RAMSTEIN AIR BASE, Germany — Rota relief pitcher Tim Morgan delivered the lesson Saturday that the Naples Wildcats will never forget — violate baseball’s most hallowed tenets at your own risk.
Stepping into the batter’s box in the bottom of the final inning with one out and his team trailing 3-2 in the DODDS-Europe Division II-III championship game after Naples intentionally walked the potential winning run, Morgan laced a single to center field that scored the tying and winning runs in Rota’s 4-3 walkoff victory.
“I’m glad I pulled through,” Morgan said of his low liner that got past center fielder Ryan Bales and rolled to the fence, allowing Landon Harvey to score. “I had struck out twice earlier.”
Harvey had walked to open the inning and took second on a wild pitch by tournament MVP Logan Porchie.
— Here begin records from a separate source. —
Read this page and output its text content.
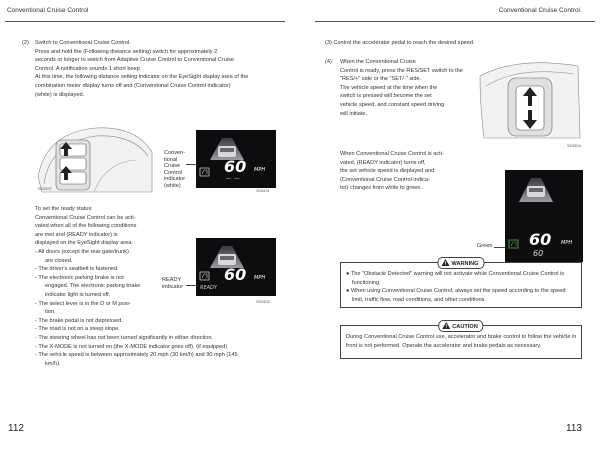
Conventional Cruise Control	Conventional Cruise Control
(2) Switch to Conventional Cruise Control.

Press and hold the (Following distance setting) switch for approximately 2

seconds or longer to switch from Adaptive Cruise Control to Conventional Cruise

Control. A notification sounds 1 short beep.

At this time, the following distance setting indicator on the EyeSight display area of the

combination meter display turns off and (Conventional Cruise Control indicator)

(white) is displayed.

S03397
Conven-
tional
Cruise
Control
indicator
(white)
60 MPH
— —
S03431

To set the ready status:

Conventional Cruise Control can be acti-

vated when all of the following conditions

are met and (READY indicator) is

displayed on the EyeSight display area.

- All doors (except the rear gate/trunk)

are closed.

- The driver's seatbelt is fastened.

- The electronic parking brake is not

engaged. The electronic parking brake

indicator light is turned off.

- The select lever is in the D or M posi-

tion.

- The brake pedal is not depressed.

- The road is not on a steep slope.

- The steering wheel has not been turned significantly in either direction.

- The X-MODE is not turned on (the X-MODE indicator goes off). (if equipped)

- The vehicle speed is between approximately 20 mph (30 km/h) and 90 mph (145

km/h).

READY
indicator
60 MPH
READY
S03432
112
(3) Control the accelerator pedal to reach the desired speed.
(4) When the Conventional Cruise

Control is ready, press the RES/SET switch to the

"RES/+" side or the "SET/-" side.

The vehicle speed at the time when the

switch is pressed will become the set

vehicle speed, and constant speed driving

will initiate.

S03394

When Conventional Cruise Control is acti-

vated, (READY indicator) turns off,

the set vehicle speed is displayed and

(Conventional Cruise Control indica-

tor) changes from white to green.

Green 60 MPH
60
WARNING

● The "Obstacle Detected" warning will not activate while Conventional Cruise Control is functioning.

● When using Conventional Cruise Control, always set the speed according to the speed limit, traffic flow, road conditions, and other conditions.

CAUTION
During Conventional Cruise Control use, accelerator and brake control to follow the vehicle in front is not performed. Operate the accelerator and brake pedals as necessary.
113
The wild pitch forced Naples to walk the dangerous Cameron Henry, who had started the game on the mound for Rota, to set up a potential game-ending double play.
The move mystified many.
“When they walked him,” said Rota coach Bond Henry, “I yelled, ‘He’s the winning run.’”
Morgan’s hit overcame the two runs he had allowed when he took over the pitching chores in the top of the sixth. Bales drove in one of them with a sacrifice fly to the fence in right, and Jono Higgins knocked in the second on a single with two outs.
Zach Smith then walked to load the bases, but Smith, apparently thinking second base was unoccupied, tried to steal the base with Higgins already there. Smith was tagged out trying to return to first to end the inning. Umpires first ruled that Matt Gardner had scored from third on the play before the tag of Smith, but reversed themselves after talking it over and erased what had been the fourth run for Naples.
Morgan, the third Rota pitcher, yielded a lead-off single in the top of the seventh before fanning Porchie on a masterful change-up and retiring Ivo Sabotinov on a low foul pop that Frankie Esquival snagged on a nice running catch in front of the Rota dugout.
Then Dakota Burke bounced off the left field fence to haul in Zach Zimmerman’s bid for extra bases.
Morgan had taken over for Harvey, who pitched two innings of no-hit, shutout ball in relief of Cameron Henry. Henry left after reaching his innings-pitched limit of 15 in the third.
A Division III school, Rota fittingly won the combined D-II-III event by eliminating this year’s No. 1 seed, D-II Vicenza, 11-4 in Saturday morning’s semifinal and downing defending D-II champion Bitburg 12-5 earlier en route to the crown.
Rota won it against Naples’ Porchie, who went the distance, allowing nine hits and striking out seven.
“We faced him before,” said Morgan, recalling Naples’ 4-2 pool-play victory over the Admirals on Thursday. “We knew what to expect this time.”